Hayes has two central indictments of meritocracy. On the one hand, while it claims to offer the only sure pathway to upward social mobility for the talented children of the working class, the institutions that meritocracy spawns can be all too easily gamed by privileged families to advantage their children. Noting recent trends in upper-middle class family life, where elaborate preparation for the meritocratic struggle often begins before kindergarten, Hayes asserts that meritocratic success inevitably becomes self-sustaining over-time. On the other hand, in relentlessly promoting brilliance and achievement, the American meritocracy has produced a generation of greedy and ruthless strivers who, he says, lack the moral compass of the older elite. The “best and the brightest” are fraudulent (such as Enron executives or teachers cheating by correcting their students’ test), incompetent (such as the bright people around Vice President Dick Cheney who led the U.S. into a disastrous war in Iraq and provided intellectual justifications for torture), and greedy (such as CEOs seeking salary grabs, setting investment banking practices, or securitizing subprime mortgages).

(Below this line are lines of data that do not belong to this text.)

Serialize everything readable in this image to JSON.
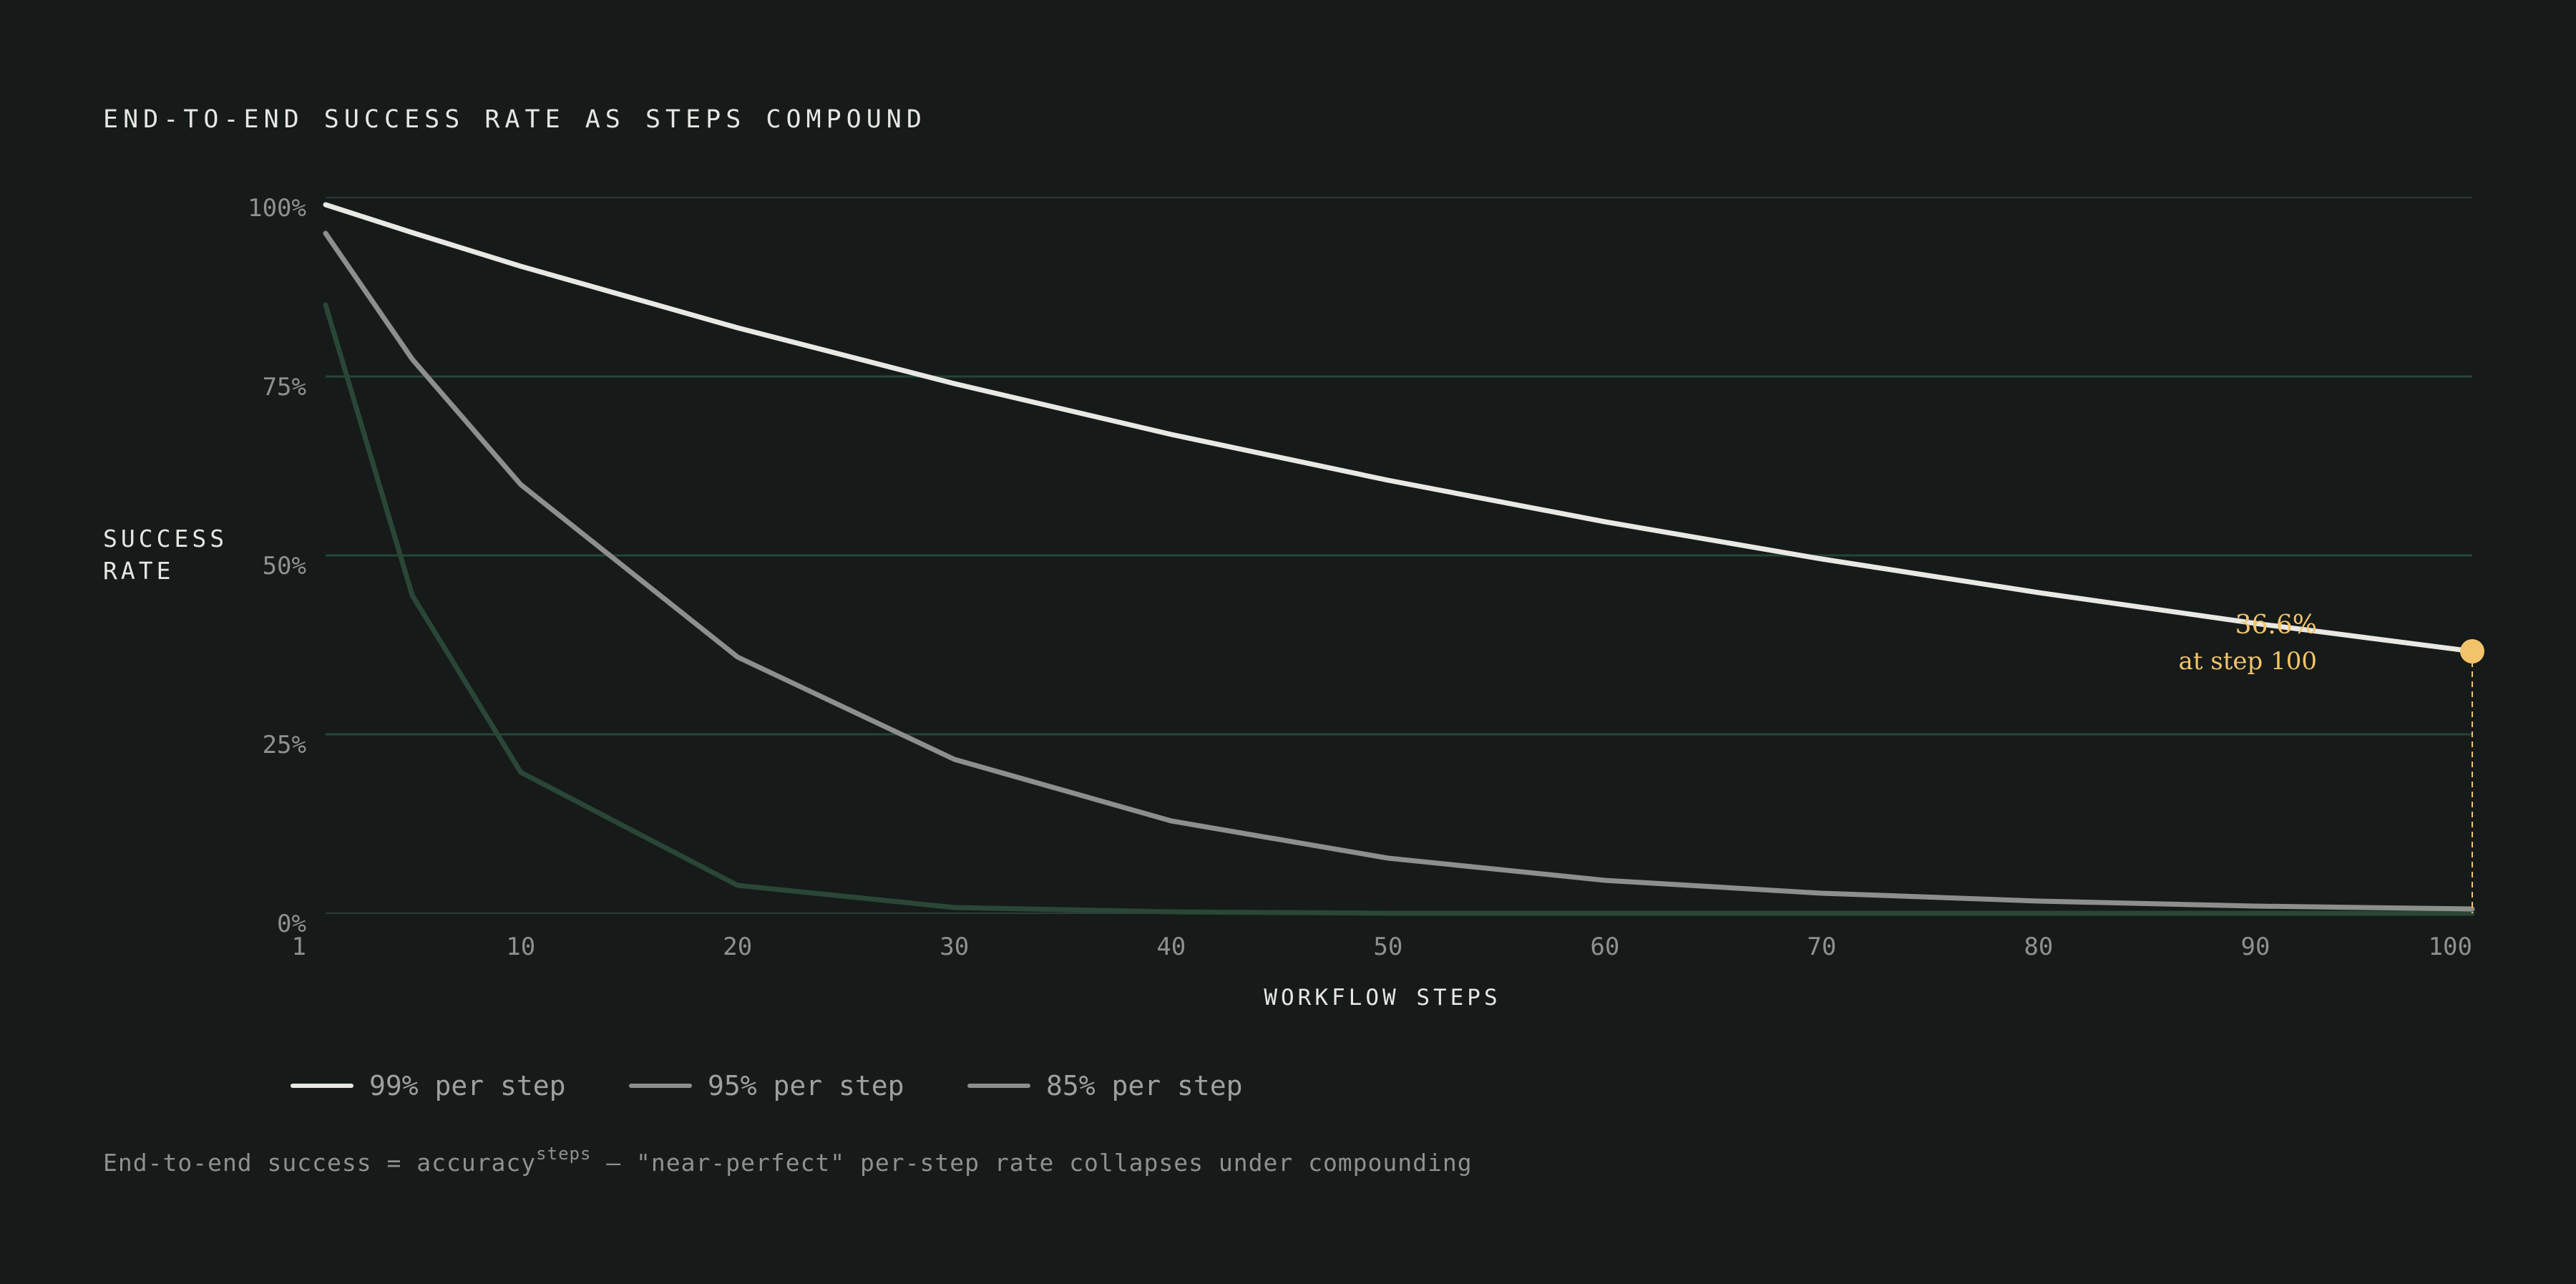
{
  "chart_data": {
    "type": "line",
    "title": "END-TO-END SUCCESS RATE AS STEPS COMPOUND",
    "ylabel_lines": [
      "SUCCESS",
      "RATE"
    ],
    "xlabel": "WORKFLOW STEPS",
    "xlim": [
      1,
      100
    ],
    "ylim": [
      0,
      100
    ],
    "x_ticks": [
      "1",
      "10",
      "20",
      "30",
      "40",
      "50",
      "60",
      "70",
      "80",
      "90",
      "100"
    ],
    "y_ticks": [
      "100%",
      "75%",
      "50%",
      "25%",
      "0%"
    ],
    "grid": true,
    "legend_position": "bottom-left",
    "x": [
      1,
      5,
      10,
      20,
      30,
      40,
      50,
      60,
      70,
      80,
      90,
      100
    ],
    "series": [
      {
        "name": "99% per step",
        "color": "#e8e8e4",
        "values": [
          99.0,
          95.1,
          90.4,
          81.8,
          74.0,
          66.9,
          60.5,
          54.7,
          49.5,
          44.8,
          40.5,
          36.6
        ]
      },
      {
        "name": "95% per step",
        "color": "#8c8f8b",
        "values": [
          95.0,
          77.4,
          59.9,
          35.8,
          21.5,
          12.9,
          7.7,
          4.6,
          2.8,
          1.7,
          1.0,
          0.6
        ]
      },
      {
        "name": "85% per step",
        "color": "#2a4637",
        "values": [
          85.0,
          44.4,
          19.7,
          3.9,
          0.8,
          0.2,
          0.0,
          0.0,
          0.0,
          0.0,
          0.0,
          0.0
        ]
      }
    ],
    "annotation": {
      "x": 100,
      "y": 36.6,
      "value_label": "36.6%",
      "sub_label": "at step 100",
      "color": "#f2c46a"
    },
    "footnote": {
      "prefix": "End-to-end success = accuracy",
      "superscript": "steps",
      "suffix": " — \"near-perfect\" per-step rate collapses under compounding"
    }
  }
}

In reconstructing the history of meritocracy, Hayes provides a valuable service. But his account fails to cast a sufficiently wide comparative-historical lens to support the conclusions he draws. Some version of meritocracy reigns nearly everywhere, but it does not everywhere produce the same bad outcomes as those found in the United States. International comparisons quickly remind us that public policies in other nations can and do generate meritocratic systems that do a much better job of providing equality of opportunity while simultaneously capping the rewards for the winners. Education-based meritocratic social systems are not the problem, but rather how and in what ways they are implemented.
Noah and Hayes, unlike Murray, appear to take social science seriously.
Nor does Hayes’ succeed in his argument about the sources of corruption among elites, as he fails to offer a convincing account of why meritocratic institutions have produced a bumper crop of cheaters who are constantly striving to get ahead (as compared to the old elite that was more restrained). Sociological accounts of cheating are straightforward. One explanation is that rising inequality increases incentives for elites to cheat, since the stakes have grown so irresistibly high. The other explanation is that financial deregulation and other forms of regulatory breakdown have simply made it easier for elites to advance their material interests than in earlier eras. Cheating per se is not the crux of the matter. Many people cheat on their taxes, but only the super-rich can benefit from quasi-legal offshore income sheltering schemes. So are elites really necessarily more corrupt than their less well-off brethren? I am skeptical. Yes, CEOs claim as much salary and other rewards as they can get away with, but they are not so different from the rest of us.
Barack Obama’s victory in the 2012 presidential election has blocked, at least for now, the adoption of the kinds of policy measures, such as the renewal or expansion of Bush-era tax cuts, that would have furthered the gains at the top. However, after a remarkably limited compromise on taxing high earners in early 2013 and policy stalemate on all other fronts, there is little sign that anything in the near future might reverse these trends. In particular, the policy shifts that will help working class families start to see higher wages seem far off at the present. The critically important task of keeping public interest and attention on the causes and consequences of rising inequality will continue for the foreseeable future.